Duas abordagens podem ser feitas a propósito de qualquer uma das várias tragédias com que a sociedade portuguesa se tem confrontado ou está em risco de se confrontar.
Uma, examinando as ocorrências do ponto de vista legal, escrutinando se as leis aplicáveis foram (ou são) ou não cumpridas e por quem.
Outra, tentando compreender a razão do sucedido, analisando a sua (in)evitabilidade e refletindo sobre as formas de eliminar ou minimizar riscos em ocorrências futuras.
Se da primeira se pode dizer que, muitas vezes, existe o único intuito de encontrar um culpado ou um bode expiatório do sucedido, relativamente à segunda é palpável que há algum sentimento de descrença na sua eficácia, até porque normalmente lhe é questionado o sentido de oportunidade e lhe falta relevância mediática.
Por outro lado, analisamos, e bem, se a falta de cumprimento da legislação está ou não relacionada com os incidentes, mas raramente nos questionamos sobre a relevância da ausência de fiscalização desse incumprimento e, porque tal não deve de todo acontecer, se as próprias leis aplicáveis foram, ou serão, um fator relevante para a ocorrência da tragédia.
A Constituição Portuguesa afirma, no n.o 1 do artigo 27.o (Direito à liberdade e à segurança), que “Todos têm direito à liberdade e à segurança”, e no n.o 1 do artigo 60.o (Direitos dos consumidores), que “Os consumidores têm direito à qualidade dos bens e serviços consumidos, à formação e à informação, à proteção da saúde, da segurança e dos seus interesses económicos, bem como à reparação de danos”.
Estes preceitos constitucionais sustentam “a expetativa de que a administração pública garanta a segurança dos cidadãos”.
Uma das tragédias anunciadas em Portugal é, fruto da inadequada segurança de muitas edificações, o resultado da inevitável ocorrência de um sismo intenso. Não sendo a única, nem a mais percetível para a população, é aquela que particularizarei, pelas suas consequências potencialmente elevadíssimas em termos de fatalidades e impacto social e económico.
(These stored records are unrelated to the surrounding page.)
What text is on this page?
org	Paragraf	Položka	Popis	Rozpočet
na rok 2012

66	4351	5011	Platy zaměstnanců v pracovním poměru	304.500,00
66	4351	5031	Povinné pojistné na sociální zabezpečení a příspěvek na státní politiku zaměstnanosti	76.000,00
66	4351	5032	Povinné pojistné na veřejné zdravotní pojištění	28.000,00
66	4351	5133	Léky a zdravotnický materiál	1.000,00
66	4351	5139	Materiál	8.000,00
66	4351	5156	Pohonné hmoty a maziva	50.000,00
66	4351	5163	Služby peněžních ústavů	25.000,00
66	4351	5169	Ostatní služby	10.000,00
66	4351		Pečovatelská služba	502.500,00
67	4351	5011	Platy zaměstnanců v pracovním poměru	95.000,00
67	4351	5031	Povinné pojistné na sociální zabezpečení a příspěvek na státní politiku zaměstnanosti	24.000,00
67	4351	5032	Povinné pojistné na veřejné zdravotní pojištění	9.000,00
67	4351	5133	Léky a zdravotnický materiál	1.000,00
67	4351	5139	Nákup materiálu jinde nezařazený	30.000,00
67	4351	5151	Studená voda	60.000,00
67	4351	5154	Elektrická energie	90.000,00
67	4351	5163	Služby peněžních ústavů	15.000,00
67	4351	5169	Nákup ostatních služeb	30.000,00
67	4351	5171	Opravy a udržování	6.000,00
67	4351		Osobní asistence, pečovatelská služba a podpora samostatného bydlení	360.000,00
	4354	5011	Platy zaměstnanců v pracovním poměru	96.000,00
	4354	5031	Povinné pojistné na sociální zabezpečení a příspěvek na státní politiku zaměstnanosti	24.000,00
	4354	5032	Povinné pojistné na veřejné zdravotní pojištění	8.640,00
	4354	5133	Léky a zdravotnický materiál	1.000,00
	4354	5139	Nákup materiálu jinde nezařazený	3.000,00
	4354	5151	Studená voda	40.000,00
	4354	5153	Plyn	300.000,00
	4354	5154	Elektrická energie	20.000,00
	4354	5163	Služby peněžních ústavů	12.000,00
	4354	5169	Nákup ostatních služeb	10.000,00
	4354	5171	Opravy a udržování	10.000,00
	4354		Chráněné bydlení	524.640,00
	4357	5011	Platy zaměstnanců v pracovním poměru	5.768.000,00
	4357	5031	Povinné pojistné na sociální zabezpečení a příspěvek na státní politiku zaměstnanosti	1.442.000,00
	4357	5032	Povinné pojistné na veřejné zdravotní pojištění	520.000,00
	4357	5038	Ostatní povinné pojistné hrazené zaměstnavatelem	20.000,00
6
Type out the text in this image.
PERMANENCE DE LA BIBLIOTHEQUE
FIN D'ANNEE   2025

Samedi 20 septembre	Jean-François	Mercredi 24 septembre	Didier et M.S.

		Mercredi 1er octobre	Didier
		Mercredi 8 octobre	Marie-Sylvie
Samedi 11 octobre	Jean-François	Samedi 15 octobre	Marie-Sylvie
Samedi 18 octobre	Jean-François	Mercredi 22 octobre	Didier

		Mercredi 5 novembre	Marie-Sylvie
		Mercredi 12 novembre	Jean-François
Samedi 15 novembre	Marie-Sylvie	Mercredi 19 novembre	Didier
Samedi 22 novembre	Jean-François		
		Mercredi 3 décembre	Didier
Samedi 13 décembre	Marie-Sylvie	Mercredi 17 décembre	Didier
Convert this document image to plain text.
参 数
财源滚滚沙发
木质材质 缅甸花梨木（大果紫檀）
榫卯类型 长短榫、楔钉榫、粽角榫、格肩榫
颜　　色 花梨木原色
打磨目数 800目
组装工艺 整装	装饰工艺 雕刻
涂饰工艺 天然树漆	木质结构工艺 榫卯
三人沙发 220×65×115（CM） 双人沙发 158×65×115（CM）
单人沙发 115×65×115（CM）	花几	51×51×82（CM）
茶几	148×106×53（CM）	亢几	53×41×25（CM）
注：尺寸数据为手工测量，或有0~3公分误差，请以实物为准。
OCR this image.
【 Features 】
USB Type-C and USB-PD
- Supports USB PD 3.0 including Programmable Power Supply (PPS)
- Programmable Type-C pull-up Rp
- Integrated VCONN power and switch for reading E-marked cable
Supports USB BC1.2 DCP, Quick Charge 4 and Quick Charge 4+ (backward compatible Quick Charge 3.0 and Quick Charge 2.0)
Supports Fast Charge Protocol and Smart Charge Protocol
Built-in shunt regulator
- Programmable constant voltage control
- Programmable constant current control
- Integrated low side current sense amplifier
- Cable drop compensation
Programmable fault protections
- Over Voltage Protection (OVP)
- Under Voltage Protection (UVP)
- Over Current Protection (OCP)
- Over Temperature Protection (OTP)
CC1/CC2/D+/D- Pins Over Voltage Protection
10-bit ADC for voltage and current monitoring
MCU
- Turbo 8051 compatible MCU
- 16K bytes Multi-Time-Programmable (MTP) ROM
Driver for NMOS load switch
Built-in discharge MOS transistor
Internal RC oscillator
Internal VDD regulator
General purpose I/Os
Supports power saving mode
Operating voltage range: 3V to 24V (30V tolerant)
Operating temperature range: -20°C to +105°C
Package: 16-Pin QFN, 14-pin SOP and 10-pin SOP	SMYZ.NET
No que considero ser um atropelo dos direitos e deveres constitucionais, o decreto-lei n.o 53/2014, no seu artigo 9.o, especifica que “As intervenções em edifícios existentes não podem diminuir as condições de segurança e salubridade da edificação nem a segurança estrutural e sísmica do edifício”.
O legislador não se preocupou com as condições de segurança nem com a sua ausência, mas apenas com a sua potencial diminuição. Admite-se, legalmente, a falta de segurança, impedindo-se apenas a sua redução.
No que também considero ser um atropelo dos direitos e deveres dos cidadãos, a administração pública está, na maioria das situações, legalmente dispensada, senão impedida (n.os 9 e 10 do artigo 13.o do decreto-lei 136/2014), da vistoria, certificação, aprovação ou parecer relativamente à conformidade dos projetos de edificações ou da sua execução, bastando a “emissão de termo de responsabilidade por técnico legalmente habilitado para esse efeito”, ou seja, o autor do próprio projeto ou da sua execução.
Em termos legais, importa questionar quem será responsabilizado, na próxima tragédia:
– pela falta de exigência legal de segurança sísmica em edificações pretensamente reabilitadas;
– pela ausência de fiscalização e garantia de segurança dos projetos de novas edificações ou de reabilitação das existentes, bem como da sua execução.
Se a lei dá respostas ínvias às questões da garantia de segurança sísmica das edificações, resta-nos que os donos de obra e os técnicos competentes a respeitem na letra, mas não no espírito (Mollis lex sed lex), exigindo mais do que a sua não diminuição.
Resta-nos que os técnicos competentes coloquem o seu dever ético acima do mero cumprimento da lei.